Int J Infect Dis 1997; 1(4):186-191.

Objectives: To study the nasal carriage rate of Staphylococcus aureus and staphylococcal susceptibility patterns among patients and health care workers in two pediatric hospitals in Mogadishu, Somalia.

Methods: Nasal carriage was detected in 21 of 46 (46%) pediatric patients and in 17 of 99 (17%) of the health care workers attending these patients. Most (84%) S. aureus strains appeared to be multiresistant, especially toward those antimicrobials that were used most frequently in both clinical settings.

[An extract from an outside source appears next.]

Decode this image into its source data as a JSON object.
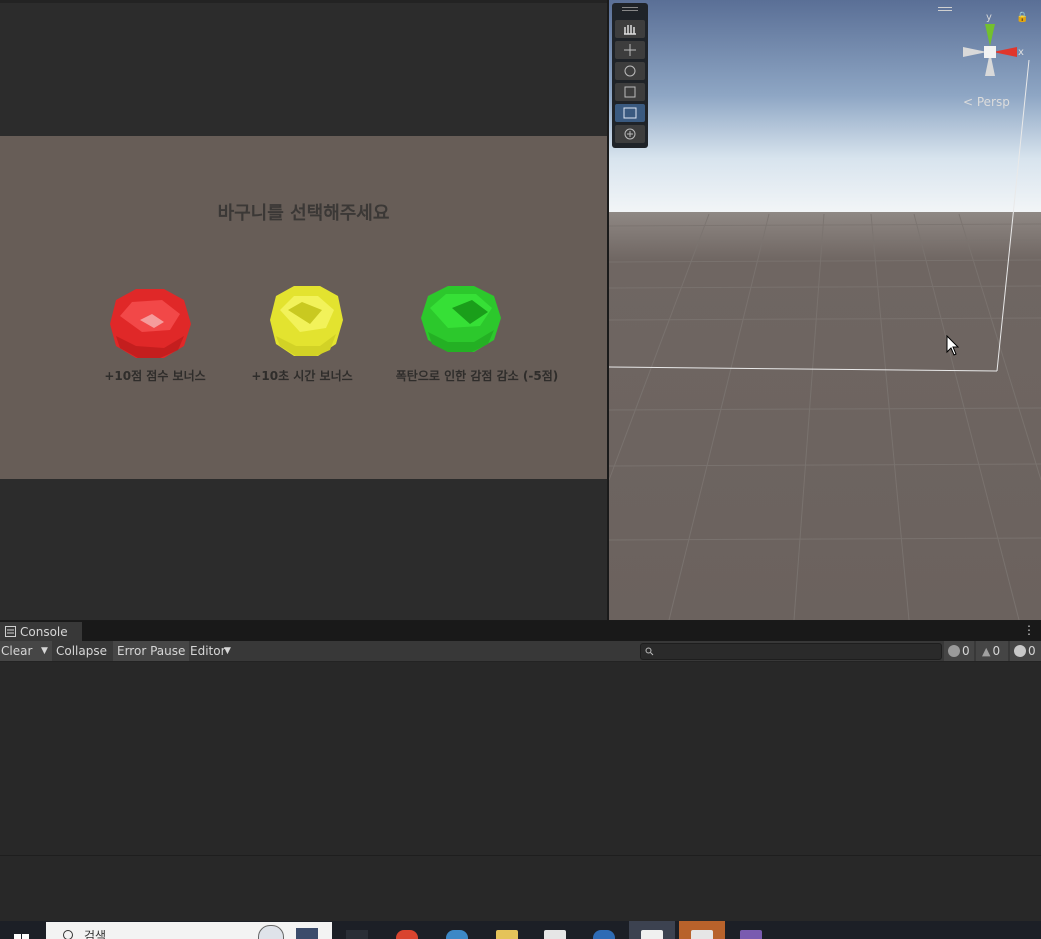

Methicillin resistance was detected in 10 of 38 S. aureus strains. In only one of these strains was the mecA gene detected by polymerase chain reaction (PCR). The other strains were resistant because of hyperproduction of beta-lactamases. Molecular typing by arbitrary primed PCR of the S. aureus isolates revealed extensive heterogeneity among strains. The single "genuine" methicillin-resistant S. aureus (MRSA) strain was shown to be unique, whereas for the other methicillin-resistant isolates only distant relations could be demonstrated.

Results: No clear evidence of extensive nosocomial spread of S. aureus strains between patients and personnel was obtained.

Conclusion: Policies for antibiotic use should be revised to slow the development of resistance in S. aureus strains in the hospitals under investigation.